Et même s’il reste encore beaucoup à faire, notamment dans le suivi psychologique de ces jeunes à qui l’on demande beaucoup, dans un contexte d’isolement, qui frôle l’exclusion parfois, ou bien dans tout ce qui concerne les orientations post-bac, il faut reconnaître que ça bouge, que ça avance, et que l’ensemble des acteurs s’investit sur ce champ.
Mais les problématiques de la haute performance sont bien différentes :
« les sportifs en route vers les médailles doivent être déchargés des problèmes de subsistance pour eux et pour leur famille ».
Il leur faut pour cela un statut social sécurisant, et une reconnaissance qui leur permette de se consacrer pleinement à leur préparation olympique, c’est-à-dire qui leur procure l’équilibre et la stabilité émotionnelle dont ils ont besoin pour être les meilleurs le jour J.
Cela passe aussi par le même genre de mobilisation pour les entraîneurs, dont les activités sont multiples et de plus en plus complexes à gérer. Car même si, à l’instar des sportifs, ils ont une certaine reconnaissance de leur travail, par le contrat qu’ils signent, et le salaire qu’ils touchent, cela prête à confusion dans le cadre de la recherche de haute performance… Doivent ils s’investir à la hauteur de leur mission, à la hauteur de leur salaire, à la hauteur des ambitions qu’ils ont pour les athlètes qu’ils entraînent ?

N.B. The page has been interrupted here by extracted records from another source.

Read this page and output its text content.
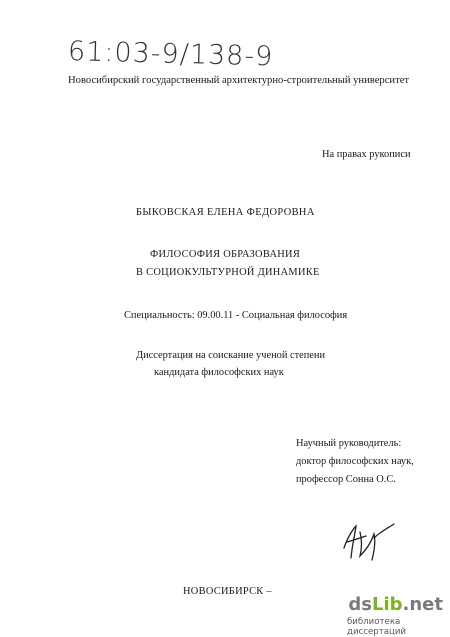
61:03-9/138-9
Новосибирский государственный архитектурно-строительный университет
На правах рукописи
БЫКОВСКАЯ ЕЛЕНА ФЕДОРОВНА
ФИЛОСОФИЯ ОБРАЗОВАНИЯ
В СОЦИОКУЛЬТУРНОЙ ДИНАМИКЕ
Специальность: 09.00.11 - Социальная философия
Диссертация на соискание ученой степени
кандидата философских наук
Научный руководитель:
доктор философских наук,
профессор Сонна О.С.
НОВОСИБИРСК –
dsLib.net
библиотека диссертаций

A cela s’ajoute le besoin d’un accompagnement médical et paramédical de qualité ; ce qui fait grandement défaut en France, en comparaison à bien d’autres nations. L’entraîneur, spécialiste de l’entraînement, ne peut à lui seul assurer toutes les dimensions du développement de la haute performance : physique, technique, tactique et mentale. Certains domaines, pour être menés dans une optique de haute performance, doivent être attribués à des tierces personnes, expertes dans leur domaine : un préparateur physique, un kiné, un ostéo, un chiro, un médecin, un psychologue, un préparateur mental, un analyste-statisticien (ou technicien), un diététicien ou un nutritionniste parfois.
Ainsi l’entraîneur peut se focaliser sur l’articulation du projet sportif dans sa globalité ; il peut alors jouer le rôle de chef de projet, c’est l’animateur de la haute performance.
Sans s’éparpiller, il décharge le sportif de toutes ces responsabilités, pour qu’il puisse se concentrer sur son domaine à lui : le geste, la vitesse, la précision, l’intuition, bref l’excellence et la performance sportive, l’expression de son art.